With every passing week, someone with credentials in international law enforcement joins the chorus calling for a raid to finish off the thief of Baghdad. Last month Richard Perle, a former Pentagon official, wrote in the New York Times that a shield to defend Saudi Arabia is not enough. What's needed, he said, is a "desert sword" -- an offensive operation to decapitate Iraq's leadership and destroy its military capacity. Last week, in a syndicated column, Henry Kissinger said he would be "very uneasy" if the U.S. waited beyond the end of the year to take "military measures." Otherwise, he warned, domestic and international support will begin to unravel. The world, he predicts, would welcome and support a "decisive American move."

Nor is such advice confined to the op-ed pages. General Michael Dugan was fired as Air Force chief of staff three weeks ago because he said publicly what many government officials, by no means all of them in uniform, are still arguing behind closed doors: the only way to dislodge Saddam from Kuwait is to defeat him inside Iraq. Like Kissinger, Dugan and others have more faith in the staying power of the enemy than in that of the U.S.-led alliance -- and more faith in firepower than in politics, economics and diplomacy combined.

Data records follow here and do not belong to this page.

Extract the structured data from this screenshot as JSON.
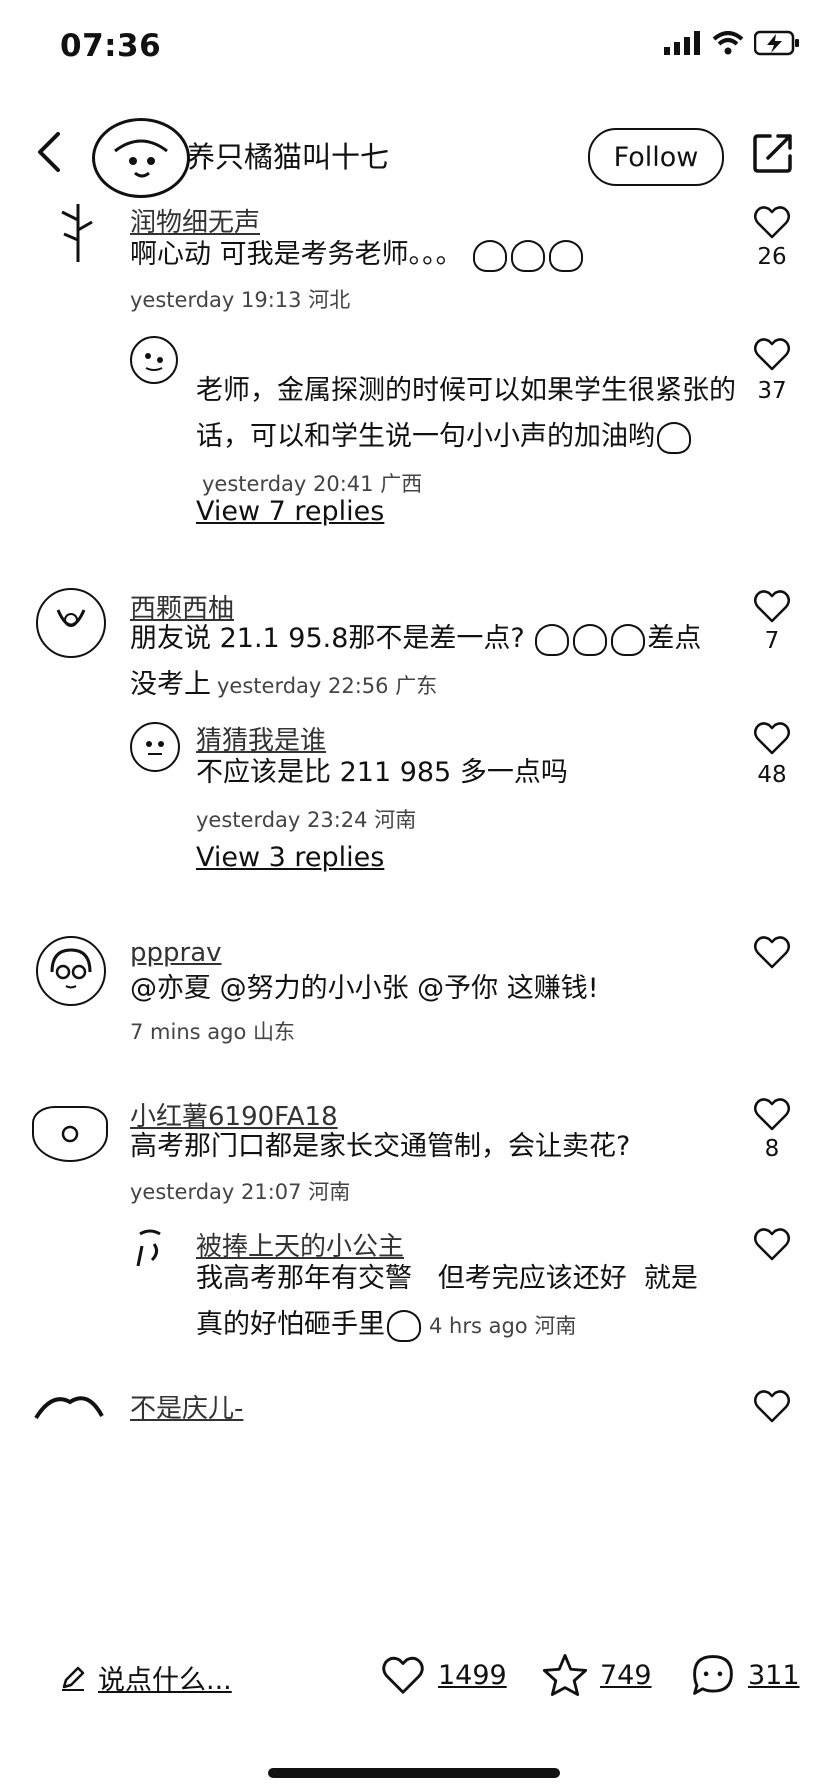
{
  "status_bar": {
    "time": "07:36"
  },
  "header": {
    "author_name": "养只橘猫叫十七",
    "follow_label": "Follow"
  },
  "comments": [
    {
      "username": "润物细无声",
      "text": "啊心动 可我是考务老师。。。",
      "meta": "yesterday 19:13 河北",
      "likes": "26",
      "reply": {
        "text": "老师，金属探测的时候可以如果学生很紧张的话，可以和学生说一句小小声的加油哟",
        "meta": "yesterday 20:41 广西",
        "likes": "37"
      },
      "view_replies": "View 7 replies"
    },
    {
      "username": "西颗西柚",
      "text": "朋友说 21.1 95.8那不是差一点?",
      "text_tail": "差点",
      "text_line2": "没考上",
      "meta": "yesterday 22:56 广东",
      "likes": "7",
      "reply": {
        "username": "猜猜我是谁",
        "text": "不应该是比 211 985 多一点吗",
        "meta": "yesterday 23:24 河南",
        "likes": "48"
      },
      "view_replies": "View 3 replies"
    },
    {
      "username": "ppprav",
      "text": "@亦夏 @努力的小小张 @予你 这赚钱!",
      "meta": "7 mins ago 山东",
      "likes": ""
    },
    {
      "username": "小红薯6190FA18",
      "text": "高考那门口都是家长交通管制，会让卖花?",
      "meta": "yesterday 21:07 河南",
      "likes": "8",
      "reply": {
        "username": "被捧上天的小公主",
        "text_line1": "我高考那年有交警   但考完应该还好  就是",
        "text_line2": "真的好怕砸手里",
        "meta": "4 hrs ago 河南",
        "likes": ""
      }
    },
    {
      "username": "不是庆儿-",
      "likes": ""
    }
  ],
  "bottom_bar": {
    "input_placeholder": "说点什么...",
    "likes": "1499",
    "stars": "749",
    "comments": "311"
  }
}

So far, however, the gulf crisis has been a standoff not only between Saddam and the legions arrayed against him but also between two sides of the political personality of the President of the U. S.

There is the George Bush who hates more than anything being called a wimp. As an understudy for the post of Commander in Chief, he watched as Ronald Reagan evoked applause on the home front by bombing Tripoli and invading Grenada. Last December Bush tried his own hand at such stuff. He busted a drug lord holed up in Panama. As a result, Manuel Noriega is now awaiting trial in a prison cell in the Miami Metropolitan Correctional Center.

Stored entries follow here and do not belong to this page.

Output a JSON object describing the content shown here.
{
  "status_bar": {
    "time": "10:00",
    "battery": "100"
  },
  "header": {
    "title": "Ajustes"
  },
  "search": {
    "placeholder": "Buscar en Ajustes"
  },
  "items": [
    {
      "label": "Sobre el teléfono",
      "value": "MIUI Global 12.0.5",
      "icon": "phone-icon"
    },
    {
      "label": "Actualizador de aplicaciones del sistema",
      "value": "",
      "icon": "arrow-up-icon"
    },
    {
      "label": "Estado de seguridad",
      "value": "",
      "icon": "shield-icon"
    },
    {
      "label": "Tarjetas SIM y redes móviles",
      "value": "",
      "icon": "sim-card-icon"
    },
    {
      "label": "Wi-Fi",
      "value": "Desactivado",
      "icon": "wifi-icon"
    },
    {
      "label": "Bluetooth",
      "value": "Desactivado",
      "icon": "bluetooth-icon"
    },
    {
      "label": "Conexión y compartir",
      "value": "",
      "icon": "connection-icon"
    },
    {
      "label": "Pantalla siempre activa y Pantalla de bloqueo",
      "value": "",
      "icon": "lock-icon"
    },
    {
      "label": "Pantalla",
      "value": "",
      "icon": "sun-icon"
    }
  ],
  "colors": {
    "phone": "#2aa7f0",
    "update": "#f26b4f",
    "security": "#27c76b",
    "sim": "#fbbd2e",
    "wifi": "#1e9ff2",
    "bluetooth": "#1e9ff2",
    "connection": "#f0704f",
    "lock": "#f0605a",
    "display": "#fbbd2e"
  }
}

The fancy word for this approach to a mean, messy world is "unilateralism" -- Uncle Sam as global G-man.

But there is another George Bush, one whose favorite word is "prudence." He is less sanguine than Dugan about the efficacy of "surgical" strikes and less confident than Kissinger that the U.S. can both lead a posse and play the Lone Ranger. This Bush is also the Great Schmoozer. He prefers consensus to confrontation. He not only values his relationships with foreign leaders but actually listens to them. Most are counseling patience. An aide says that the President has been especially impressed by the cautions of Margaret Thatcher, the Iron Lady of the Falklands. She believes the embargo should be given more of a chance.

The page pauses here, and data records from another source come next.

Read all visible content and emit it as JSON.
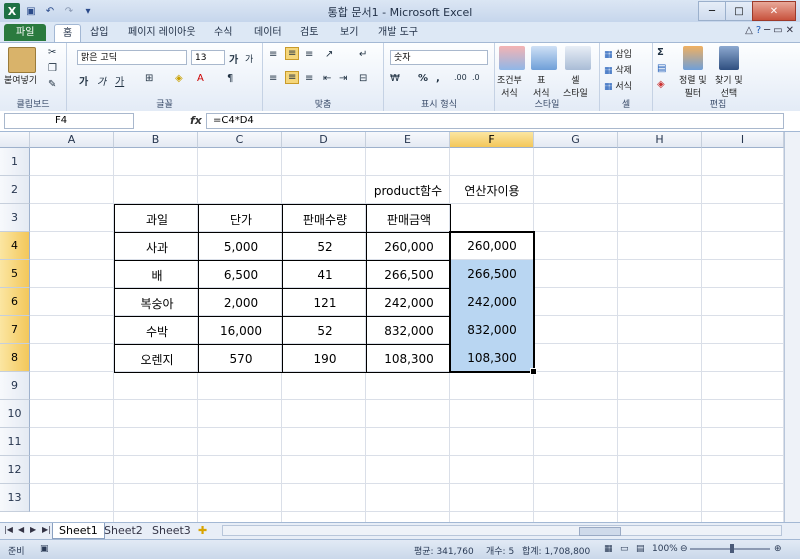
{
  "window": {
    "title": "통합 문서1 - Microsoft Excel",
    "minimize_glyph": "─",
    "maximize_glyph": "□",
    "close_glyph": "✕"
  },
  "quick_access": {
    "save_icon": "save-icon",
    "undo_icon": "undo-icon",
    "redo_icon": "redo-icon"
  },
  "tabs": [
    "파일",
    "홈",
    "삽입",
    "페이지 레이아웃",
    "수식",
    "데이터",
    "검토",
    "보기",
    "개발 도구"
  ],
  "ribbon": {
    "clipboard": {
      "label": "클립보드",
      "paste": "붙여넣기"
    },
    "font": {
      "label": "글꼴",
      "font_name": "맑은 고딕",
      "font_size": "13",
      "bold": "가",
      "italic": "가",
      "underline": "가",
      "grow": "가",
      "shrink": "가"
    },
    "alignment": {
      "label": "맞춤"
    },
    "number": {
      "label": "표시 형식",
      "format": "숫자",
      "percent": "%",
      "comma": ","
    },
    "styles": {
      "label": "스타일",
      "conditional": "조건부\n서식",
      "table": "표\n서식",
      "cell_style": "셀\n스타일"
    },
    "cells": {
      "label": "셀",
      "insert": "삽입",
      "delete": "삭제",
      "format": "서식"
    },
    "editing": {
      "label": "편집",
      "sort": "정렬 및\n필터",
      "find": "찾기 및\n선택"
    }
  },
  "formula_bar": {
    "name_box": "F4",
    "fx": "fx",
    "formula": "=C4*D4"
  },
  "columns": [
    "A",
    "B",
    "C",
    "D",
    "E",
    "F",
    "G",
    "H",
    "I"
  ],
  "selected_column": "F",
  "rows": [
    "1",
    "2",
    "3",
    "4",
    "5",
    "6",
    "7",
    "8",
    "9",
    "10",
    "11",
    "12",
    "13"
  ],
  "selected_rows": [
    "4",
    "5",
    "6",
    "7",
    "8"
  ],
  "cells": {
    "E2": "product함수",
    "F2": "연산자이용",
    "header": [
      "과일",
      "단가",
      "판매수량",
      "판매금액"
    ],
    "data": [
      {
        "fruit": "사과",
        "price": "5,000",
        "qty": "52",
        "amount": "260,000",
        "calc": "260,000"
      },
      {
        "fruit": "배",
        "price": "6,500",
        "qty": "41",
        "amount": "266,500",
        "calc": "266,500"
      },
      {
        "fruit": "복숭아",
        "price": "2,000",
        "qty": "121",
        "amount": "242,000",
        "calc": "242,000"
      },
      {
        "fruit": "수박",
        "price": "16,000",
        "qty": "52",
        "amount": "832,000",
        "calc": "832,000"
      },
      {
        "fruit": "오렌지",
        "price": "570",
        "qty": "190",
        "amount": "108,300",
        "calc": "108,300"
      }
    ]
  },
  "sheets": [
    "Sheet1",
    "Sheet2",
    "Sheet3"
  ],
  "active_sheet": "Sheet1",
  "status": {
    "mode": "준비",
    "average": "평균: 341,760",
    "count": "개수: 5",
    "sum": "합계: 1,708,800",
    "zoom": "100%"
  }
}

Since Bush also cherishes his popularity at home, he pays close attention to the polls. A TIME/CNN survey last month found 59% support for the proposition that the U.S. should wait for sanctions to work rather than launch a pre- emptive attack. The White House is picking up the same message in its own soundings of public opinion.

As Week 9 came to a close, war was still a distinct danger -- and a definite option for the U.S. -- but the President who addressed the United Nations Monday was Bush the multilateralist. He seemed to realize that he has earned such widespread praise, both at home and abroad, precisely because he has resisted a very American temptation: instead of coming on like gangbusters, he has shown the restraint necessary to lead an international effort that cuts across both East-West and North-South divides. If sustained, his accomplishment may establish a precedent for collective-security arrangements more enduring than the consequences of Saddam's villainy.